Our communities in this area, due to our industries and geographic location, continue to evolve creating challenges for community services and public education. I was hoping to hear how other schools and school districts are using online education to address some of the challenges we face here in California in educating our children. I wanted to hear about how the technology has afforded them the tools to teach children in different ways than traditional brick and mortar schools.

Okay, in the back of my head I knew that I probably would not be hearing anything too revolutionary in terms of educating children. I was correct. Online learning is still in its infancy and we are still stuck in thinking about the use of our new technologies as little more than video infused, web based “clicker” (student response system) correspondence courses. We are delivering instruction in our online schools the same exact way we are delivering instruction in our brick and mortar schools. We are not evaluating how we can be using these technologies to deliver instruction in a way that is more productive in fostering student learning and that addresses the needs of our students, and not the needs of the institution.

The closest we come to addressing students’ needs in online education is be providing students with a little more autonomy in the “when and where” they receive the typical instruction. For highly motivated students, this provides them with a strategy to accelerate through the standards based content. What we should be asking ourselves is does giving the student the ability accelerate through our standards based curriculum equate to higher degrees of acquired intelligence; or just the ability to forget more of what they “learned” much quicker than a student in a brick and mortar school?

Our current vision of online learning revolves around two key points: providing students with more autonomy in how they “receive” our standards based curriculum and providing students “classroom” opportunities in content areas that their brick and mortar schools do not. Both of these are valid and positive, but for all the effort we are making to address online learning it seems a little short.

The way I see the direction of online schools, we are essentially providing the same instructional model we have today. The online learning model fits nicely with in the current structure of public education. In doing so, it also fits nicely, up to a point, with addressing the same students that are successful in our current brick and mortar schools. These students would be just as successful in our online school as they would in a brick and mortar provided: a) their parents are going to be much more involved in their child’s education than they were when they were in a brick and mortar school; and b) the curriculum for the online learning makes up for the deficiencies of separating the learner from their peers. (One factor that brick and mortar schools have in their favor, which is easier for them to accomplish, is motivation as a result of peer interaction.) This second point relates more to the fact that it is much more difficult to motivate and engage students online than it does in a traditional brick and mortar school.

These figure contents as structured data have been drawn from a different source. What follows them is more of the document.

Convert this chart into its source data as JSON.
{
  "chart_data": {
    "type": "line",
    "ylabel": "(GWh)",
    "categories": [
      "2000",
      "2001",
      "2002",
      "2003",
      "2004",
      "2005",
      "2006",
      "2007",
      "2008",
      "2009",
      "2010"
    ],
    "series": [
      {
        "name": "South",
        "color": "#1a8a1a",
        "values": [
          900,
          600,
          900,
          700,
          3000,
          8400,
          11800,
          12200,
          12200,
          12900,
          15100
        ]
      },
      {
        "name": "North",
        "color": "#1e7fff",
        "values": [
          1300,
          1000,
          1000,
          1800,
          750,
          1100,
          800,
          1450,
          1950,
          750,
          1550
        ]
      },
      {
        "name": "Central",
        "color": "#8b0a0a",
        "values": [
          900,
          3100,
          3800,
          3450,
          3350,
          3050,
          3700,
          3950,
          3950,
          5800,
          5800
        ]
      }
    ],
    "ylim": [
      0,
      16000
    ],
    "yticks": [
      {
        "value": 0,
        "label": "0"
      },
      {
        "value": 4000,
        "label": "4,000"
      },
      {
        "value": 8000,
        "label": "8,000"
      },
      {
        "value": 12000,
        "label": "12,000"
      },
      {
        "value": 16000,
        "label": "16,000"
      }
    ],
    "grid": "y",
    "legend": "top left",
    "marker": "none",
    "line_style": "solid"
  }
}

Even the experts have a hard time defining the true benefits of our new technologies when it comes to online learning. iNACOL released a report titled, Online Schools and How They Address At Risk Students. If you read that report they describe successful strategies that these online institution are deploying to help at risk students. What are their solutions? Almost every one of them are strategies that have nothing to do with online learning. Strategies they share are one-to-one and small group direct instruction, and technology tools that could just as easily be used in a brick and mortar school. Other influencing factors they describe are flexibility in allowing students to go back over the content as many times as they need. We could be just as flexible in brick and mortar schools if we chose to, but this is unlikely though as we would have a heck of a time getting through all the standards based content.

The above point gets to the heart of what the real issue is regarding online learning. Online learning, and the technologies that go with it will revolutionize how we educate children. The problem right now is our trying to make online learning fit the existing model, which many would decry is not working for students on both ends of the curve, and would probably wreck havoc with some of those learners in the middle of the curve too in its current design.

When you read an article about online learning, ask yourself, could this not be implemented in a traditional brick and mortar classroom? If you are like me, the majority of “answers” you find are going to be that it could be implemented in a regular classroom. If it can, why do we need to do it online?

There are many reasons why this might be the case, economics comes to mind for one. But we will not be solving any of our problems with public education if we go down this road. The reason is because nothing will have changed except for the delivery model.

What does our current technologies bring to the table that enables us to answer the opposite? “No. This could not have happened in a traditional brick and mortar classroom.”